On 16 February 1912, nearing the base of the glacier, Evans collapsed. The next morning, unable to keep up, he was left behind while the others went ahead man-hauling the sledge towards the next supply depot; they had to make a return journey to fetch him. Scott's diary described Evans's condition when they found him: "He was on his knees with clothing disarranged, hands uncovered and frostbitten, and a wild look in his eyes." He was placed onto a sledge and taken to the camp they had set up. By the time he was placed in the tent, he was comatose. He died in the tent that night. It was not recorded what was done with his body, and none of the other members of the polar party survived the return journey.

Evans was survived by his wife, Lois, and their three children.

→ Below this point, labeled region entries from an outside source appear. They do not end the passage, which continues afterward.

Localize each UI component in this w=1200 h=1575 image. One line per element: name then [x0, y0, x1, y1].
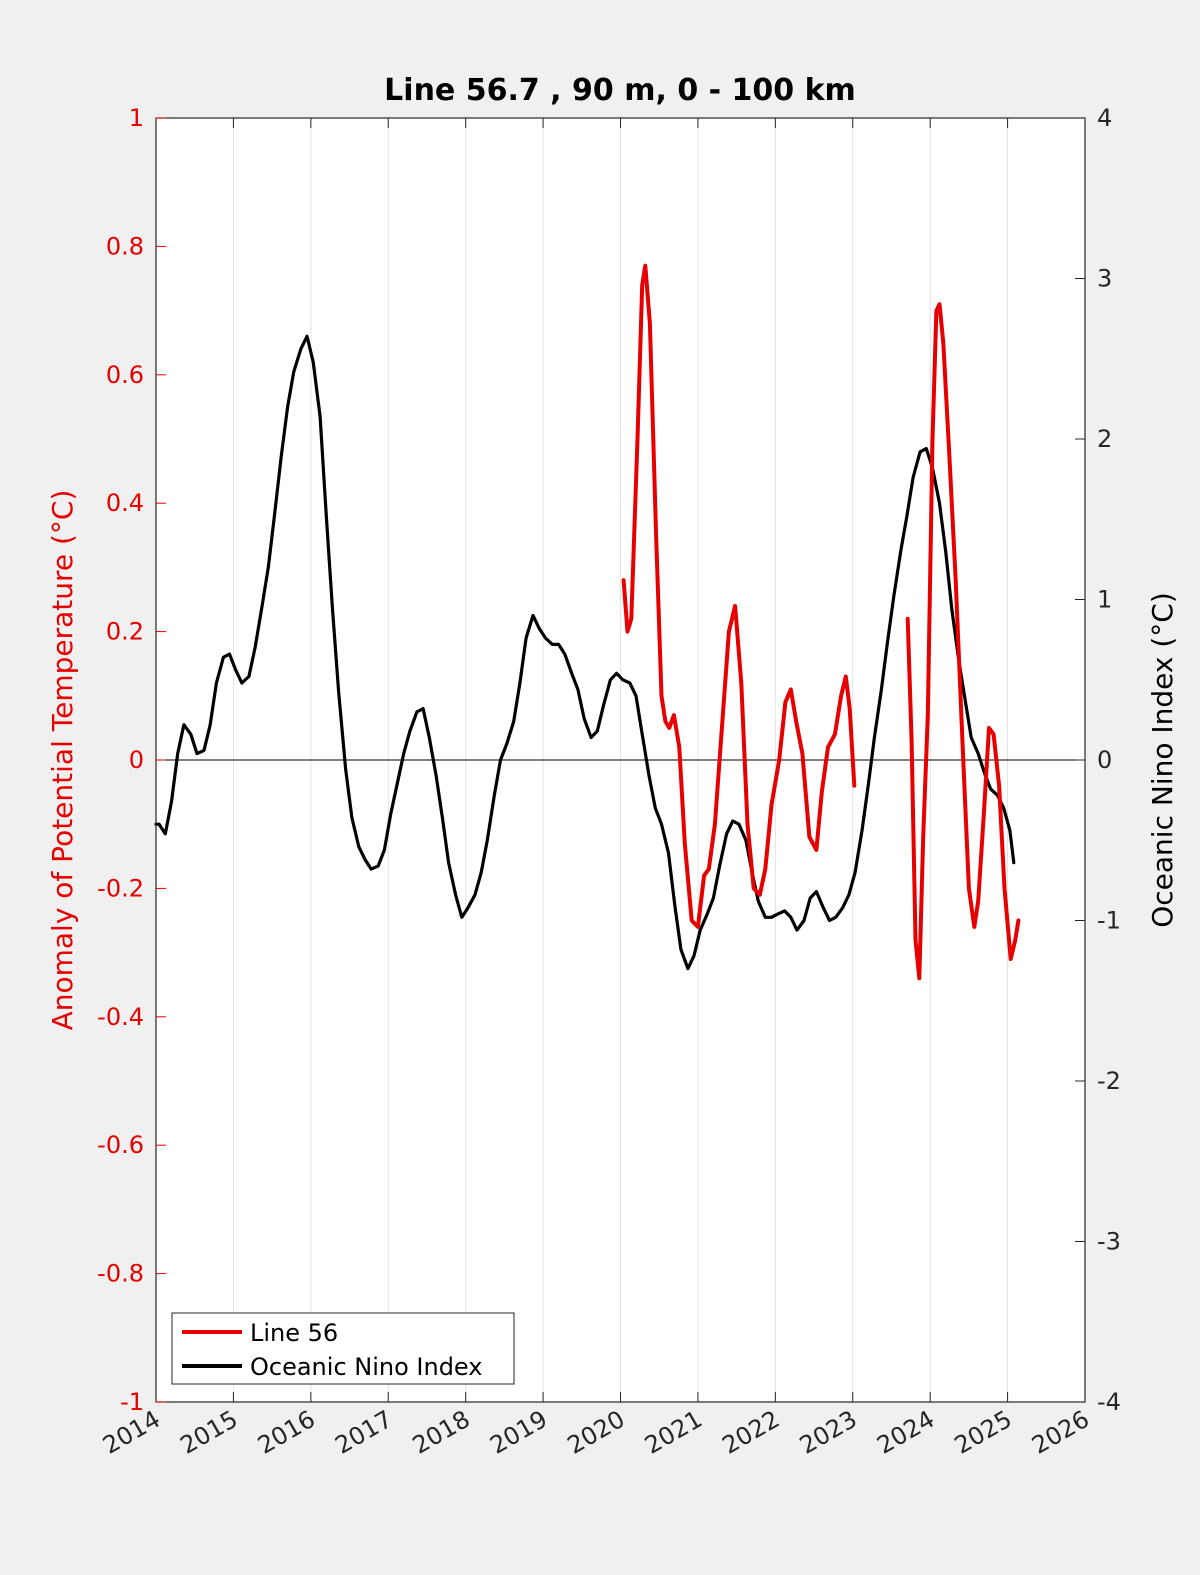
- y-left-tick-label: 0.8: [106, 232, 144, 260]
- y-left-tick-label: -0.6: [97, 1131, 144, 1159]
- y-left-tick-label: -0.8: [97, 1260, 144, 1288]
- legend-box: [171, 1312, 515, 1385]
- legend-label-oni: Oceanic Nino Index: [250, 1353, 482, 1381]
- y-right-tick-label: -3: [1097, 1228, 1121, 1256]
- series-line-line56-segment-2: [905, 302, 1021, 981]
- y-right-tick-label: 0: [1097, 746, 1112, 774]
- series-line-oni: [154, 334, 1016, 971]
- y-left-tick-label: 0.2: [106, 618, 144, 646]
- y-right-tick-label: 4: [1097, 104, 1112, 132]
- y-left-tick-label: 0: [129, 746, 144, 774]
- series-layer: [154, 263, 1021, 981]
- y-right-tick-label: -1: [1097, 907, 1121, 935]
- legend-label-line56: Line 56: [250, 1319, 338, 1347]
- legend: Line 56 Oceanic Nino Index: [171, 1312, 515, 1385]
- y-right-tick-label: 1: [1097, 586, 1112, 614]
- y-left-tick-label: -1: [120, 1388, 144, 1416]
- y-left-tick-label: -0.2: [97, 874, 144, 902]
- y-right-tick-label: -2: [1097, 1067, 1121, 1095]
- y-right-tick-label: -4: [1097, 1388, 1121, 1416]
- y-right-tick-label: 2: [1097, 425, 1112, 453]
- y-left-tick-label: 1: [129, 104, 144, 132]
- series-line-line56-segment-1: [621, 263, 857, 929]
- right-axis-label: Oceanic Nino Index (°C): [1146, 592, 1179, 928]
- tick-marks: [155, 117, 1086, 1403]
- chart-title: Line 56.7 , 90 m, 0 - 100 km: [384, 73, 856, 108]
- left-axis-label: Anomaly of Potential Temperature (°C): [46, 490, 79, 1031]
- y-right-tick-label: 3: [1097, 265, 1112, 293]
- y-left-tick-label: 0.4: [106, 489, 144, 517]
- y-left-tick-label: 0.6: [106, 361, 144, 389]
- y-left-tick-label: -0.4: [97, 1003, 144, 1031]
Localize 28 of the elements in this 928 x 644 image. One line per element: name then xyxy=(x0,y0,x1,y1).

His widow erected a plaque in his memory in the Norman church at Rhossili. It reads "To the Glory of God and in memory of Edgar Evans 1st Class Petty Officer, R.N., and a native of this Parish, who perished on 17 February 1912, when returning from the South Pole with the Southern Party of the British Antarctic Expedition under the command of Captain Robert Falcon Scott, C.V.O., R.N. 'To seek, to strive, to find, and not to yield.'"

Evans was also remembered at the naval shore establishment on Whale Island, Portsmouth where the Edgar Evans Building was opened in 1964, the first to be named after a petty officer rather than an admiral. The building was demolished in 2010, but a new accommodation block was named after Evans. The new building contains a memorial to him that incorporates two skis he used in Antarctica. An award, named the 'Edgar Evans Award', is also given each year to the highest placed student of all Petty Officer (Missile) courses for that year.

There is also a commemorative plaque on the Scott lighthouse memorial in Roath Park Lake in Cardiff, South Wales, which lists all of the crew members including Evans. Evans Névé, Victoria Land, is named in honour of Edgar Evans.

==In popular culture==
In the film Scott of the Antarctic, Edgar Evans was played by James Robertson Justice. In the Central TV production The Last Place on Earth, Evans was played by Pat Roach, and in BBC Radio 4's The Worst Journey in the World by Huw Davies.
Evans is a character in Beryl Bainbridge's novel The Birthday Boys (1991).